Moçambique

São outras as prioridades

25 abril 2008 1:00

Paola Rolleta, correspondente em Maputo

25 abril 2008 1:00

Paola Rolleta, correspondente em Maputo

Moçambique assinou o Acordo Ortográfico de Língua Portuguesa desde 1990, mas não assume nenhuma data para a ratificação do documento.

São outras as prioridades e com tão urgentes e grandes desafios pela frente, como a luta contra a pobreza e contra a SIDA, a Educação para Todos até 2015 e a introdução do ensino bilingue nas zonas rurais à escala nacional, o Acordo pode desviar atenções e recursos humanos e financeiros que nos são preciosos naqueles combates, disse ao EXPRESSO a professora de português Fátima Ribeiro.

Se a nível oficial, o Presidente da República, Armando Emílio Guebuza, disse que "Moçambique está a analisar o acordo ortográfico e irá assiná-lo", a nível oficioso são muitos os problemas levantados, como afirmou ao Expresso, Lourenço do Rosário, reitor da Universidade privada "A Politécnica" e presidente do Fundo Bibliográfico da Língua Portuguesa.

"O Governo moçambicano está a seguir um caminho de prudência, porque até agora ninguém enfrentou o Acordo do ponto de vista da planificação. Não faz sentido pôr pressão sem se discutir o impacto financeiro e económico que o Acordo acarreta. É imperioso saber quem é que vai pagar factura disso. Não faz sentido essa pressão toda sobre nós, sem sabermos antes quem vai pagar, estando nós em evidente desigualdade de circunstâncias", declarou.

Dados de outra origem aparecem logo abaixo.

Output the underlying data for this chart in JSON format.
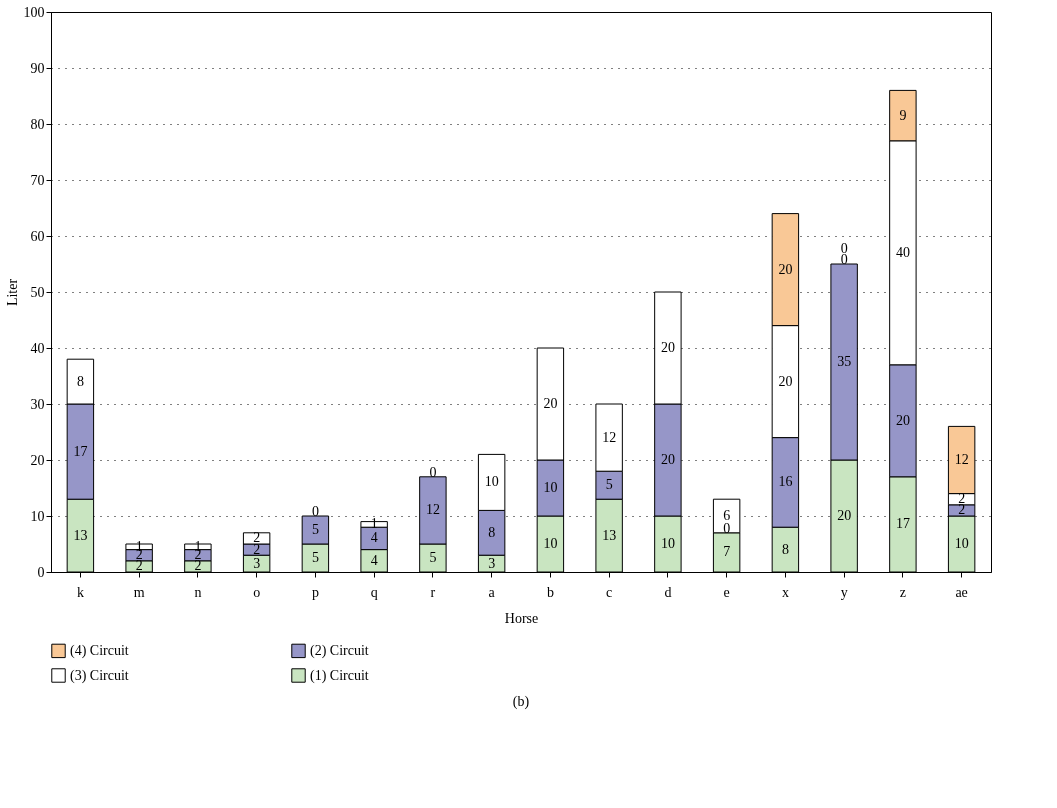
{
  "chart_data": {
    "type": "bar",
    "stacked": true,
    "xlabel": "Horse",
    "ylabel": "Liter",
    "categories": [
      "k",
      "m",
      "n",
      "o",
      "p",
      "q",
      "r",
      "a",
      "b",
      "c",
      "d",
      "e",
      "x",
      "y",
      "z",
      "ae"
    ],
    "series": [
      {
        "name": "(1) Circuit",
        "color": "#c9e5c1",
        "values": [
          13,
          2,
          2,
          3,
          5,
          4,
          5,
          3,
          10,
          13,
          10,
          7,
          8,
          20,
          17,
          10
        ]
      },
      {
        "name": "(2) Circuit",
        "color": "#9696c8",
        "values": [
          17,
          2,
          2,
          2,
          5,
          4,
          12,
          8,
          10,
          5,
          20,
          0,
          16,
          35,
          20,
          2
        ]
      },
      {
        "name": "(3) Circuit",
        "color": "#ffffff",
        "values": [
          8,
          1,
          1,
          2,
          0,
          1,
          0,
          10,
          20,
          12,
          20,
          6,
          20,
          0,
          40,
          2
        ]
      },
      {
        "name": "(4) Circuit",
        "color": "#f9c896",
        "values": [
          null,
          null,
          null,
          null,
          null,
          null,
          null,
          null,
          null,
          null,
          null,
          null,
          20,
          0,
          9,
          12
        ]
      }
    ],
    "ylim": [
      0,
      100
    ],
    "yticks": [
      0,
      10,
      20,
      30,
      40,
      50,
      60,
      70,
      80,
      90,
      100
    ],
    "grid": "y",
    "legend": "bottom",
    "data_labels": true,
    "annotations": [
      "(b)"
    ]
  }
}
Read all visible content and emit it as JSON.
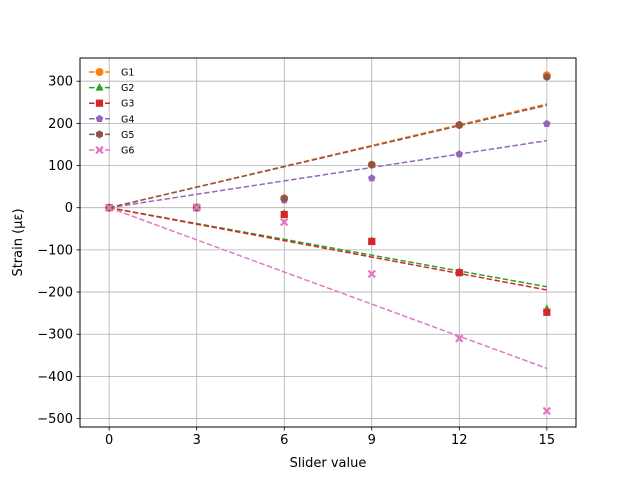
{
  "chart_data": {
    "type": "scatter",
    "title": "",
    "xlabel": "Slider value",
    "ylabel": "Strain (με)",
    "xlim": [
      -1,
      16
    ],
    "ylim": [
      -520,
      355
    ],
    "xticks": [
      0,
      3,
      6,
      9,
      12,
      15
    ],
    "yticks": [
      -500,
      -400,
      -300,
      -200,
      -100,
      0,
      100,
      200,
      300
    ],
    "grid": true,
    "legend_position": "upper-left",
    "x": [
      0,
      3,
      6,
      9,
      12,
      15
    ],
    "series": [
      {
        "name": "G1",
        "color": "#ff7f0e",
        "marker": "circle",
        "values": [
          0,
          0,
          22,
          102,
          196,
          314
        ],
        "fit_slope": 16.4
      },
      {
        "name": "G2",
        "color": "#2ca02c",
        "marker": "triangle",
        "values": [
          0,
          1,
          -14,
          -78,
          -152,
          -240
        ],
        "fit_slope": -12.5
      },
      {
        "name": "G3",
        "color": "#d62728",
        "marker": "square",
        "values": [
          0,
          0,
          -16,
          -80,
          -154,
          -248
        ],
        "fit_slope": -13.0
      },
      {
        "name": "G4",
        "color": "#9467bd",
        "marker": "pentagon",
        "values": [
          0,
          0,
          18,
          70,
          127,
          199
        ],
        "fit_slope": 10.6
      },
      {
        "name": "G5",
        "color": "#8c564b",
        "marker": "hexagon",
        "values": [
          0,
          0,
          22,
          102,
          196,
          310
        ],
        "fit_slope": 16.2
      },
      {
        "name": "G6",
        "color": "#e377c2",
        "marker": "x",
        "values": [
          0,
          1,
          -34,
          -157,
          -310,
          -482
        ],
        "fit_slope": -25.4
      }
    ]
  }
}
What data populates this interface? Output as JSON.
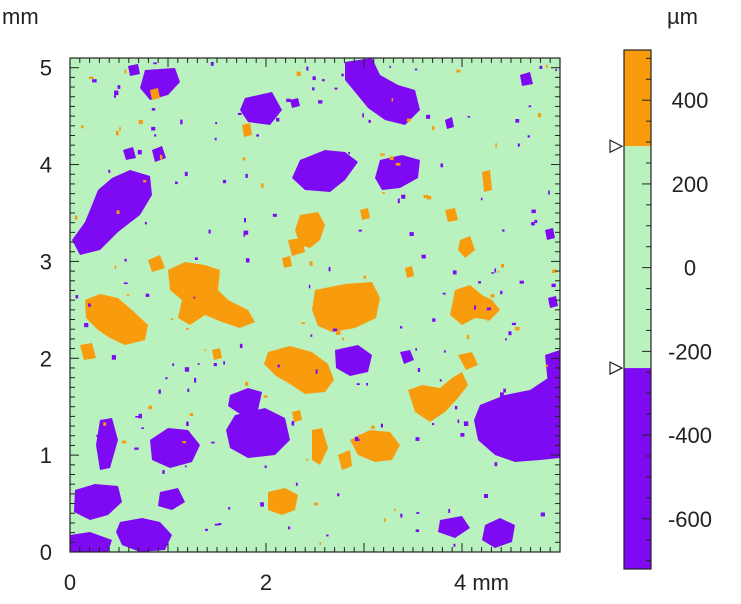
{
  "map": {
    "y_unit": "mm",
    "x_unit": "mm",
    "x_ticks": [
      {
        "value": 0,
        "label": "0"
      },
      {
        "value": 2,
        "label": "2"
      },
      {
        "value": 4,
        "label": "4 mm"
      }
    ],
    "y_ticks": [
      {
        "value": 0,
        "label": "0"
      },
      {
        "value": 1,
        "label": "1"
      },
      {
        "value": 2,
        "label": "2"
      },
      {
        "value": 3,
        "label": "3"
      },
      {
        "value": 4,
        "label": "4"
      },
      {
        "value": 5,
        "label": "5"
      }
    ],
    "x_range": [
      0,
      5
    ],
    "y_range": [
      0,
      5.1
    ]
  },
  "colorbar": {
    "unit": "µm",
    "ticks": [
      {
        "value": 400,
        "label": "400"
      },
      {
        "value": 200,
        "label": "200"
      },
      {
        "value": 0,
        "label": "0"
      },
      {
        "value": -200,
        "label": "-200"
      },
      {
        "value": -400,
        "label": "-400"
      },
      {
        "value": -600,
        "label": "-600"
      }
    ],
    "range": [
      -720,
      520
    ],
    "bands": [
      {
        "from": 290,
        "to": 520,
        "color": "#f89c0e"
      },
      {
        "from": -240,
        "to": 290,
        "color": "#b9f2bf"
      },
      {
        "from": -720,
        "to": -240,
        "color": "#7d0af2"
      }
    ],
    "markers": [
      290,
      -240
    ]
  },
  "colors": {
    "high": "#f89c0e",
    "mid": "#b9f2bf",
    "low": "#7d0af2"
  }
}
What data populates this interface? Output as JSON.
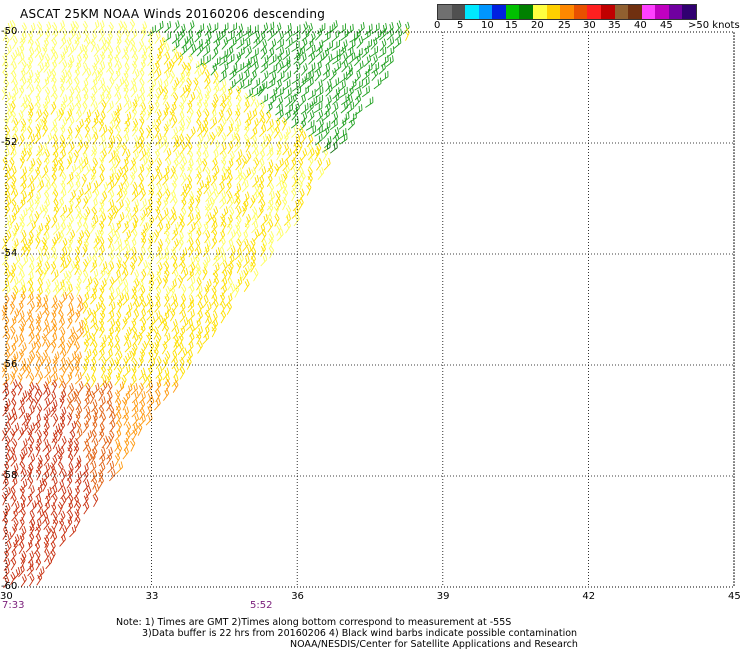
{
  "header": {
    "title": "ASCAT 25KM NOAA Winds 20160206 descending"
  },
  "legend": {
    "colors": [
      "#707070",
      "#505050",
      "#00e8ff",
      "#0096ff",
      "#0020e0",
      "#00c000",
      "#008000",
      "#ffff40",
      "#ffd000",
      "#ff8800",
      "#e85000",
      "#ff2020",
      "#c00000",
      "#906030",
      "#703010",
      "#ff40ff",
      "#c000c0",
      "#7000a0",
      "#300070"
    ],
    "labels": [
      "0",
      "5",
      "10",
      "15",
      "20",
      "25",
      "30",
      "35",
      "40",
      "45",
      ">50 knots"
    ]
  },
  "axes": {
    "lon_ticks": [
      "30",
      "33",
      "36",
      "39",
      "42",
      "45"
    ],
    "lat_ticks": [
      "-50",
      "-52",
      "-54",
      "-56",
      "-58",
      "-60"
    ],
    "lon_range": [
      30,
      45
    ],
    "lat_range": [
      -60,
      -50
    ],
    "grid": "dotted"
  },
  "times": [
    "7:33",
    "5:52"
  ],
  "notes": {
    "line1": "Note: 1) Times are GMT 2)Times along bottom correspond to measurement at -55S",
    "line2": "3)Data buffer is 22 hrs from 20160206 4) Black wind barbs indicate possible contamination",
    "line3": "NOAA/NESDIS/Center for Satellite Applications and Research"
  },
  "swath": {
    "description_colors": {
      "yellow": "#ffe000",
      "light_yellow": "#ffff60",
      "orange": "#ff9a10",
      "dark_orange": "#e06010",
      "red": "#c83010",
      "green": "#20a020",
      "dark_green": "#107010"
    }
  }
}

O reitor afirmou ainda que "não há uma posição oficial por parte do Governo e não se pode pretender uma tomada de decisão só por pressão exterior. Antes, é preciso que as autoridades de educação locais e os meios académicos moçambicanos tomem posição e produzam a documentação a levar à Assembleia da República. Até agora isso não foi feito. É preciso analisar o impacto que o Acordo vai ter para Moçambique a nível de toda a problemática da educação."

Fátima Ribeiro considera o Acordo Ortográfico, nas actuais circunstâncias de Moçambique, extremamente problemático. "Sendo tão débil a formação da esmagadora maioria dos professores e outros profissionais, e não tendo nós grandes possibilidades de alterar a situação nos próximos anos, o Acordo poderá tornar-se uma agravante na qualidade do português escrito".

Moçambique quer mais tempo, como deixa a entender também o professor de Sociologia da Educação e Educação Comparada, Mouzinho Mário: "presumo que os 'estrategas' do Acordo Ortográfico tenham pensado exclusivamente nas vantagens competitivas que os dois países mais industrializados (Portugal e Brasil) deste grupo poderão usufruir em termos de produção e distribuição de livros, materiais impressos e informáticos. Mas não se terão preocupado com a problemática da educação e da formação da identidade politica e cultural dos restantes povos que, por razões históricas, estão 'condenados' a partilhar a mesma língua".

E, já agora, conclui Fátima Ribeiro, que fazer, por exemplo, em palavras como Ribáuè, Marínguè, Chókwè e outros topónimos do género, assim escritas há décadas, desafiando as regras de acentuação do português? Este aspecto, entre outros que nos são específicos, não está contemplado no Acordo.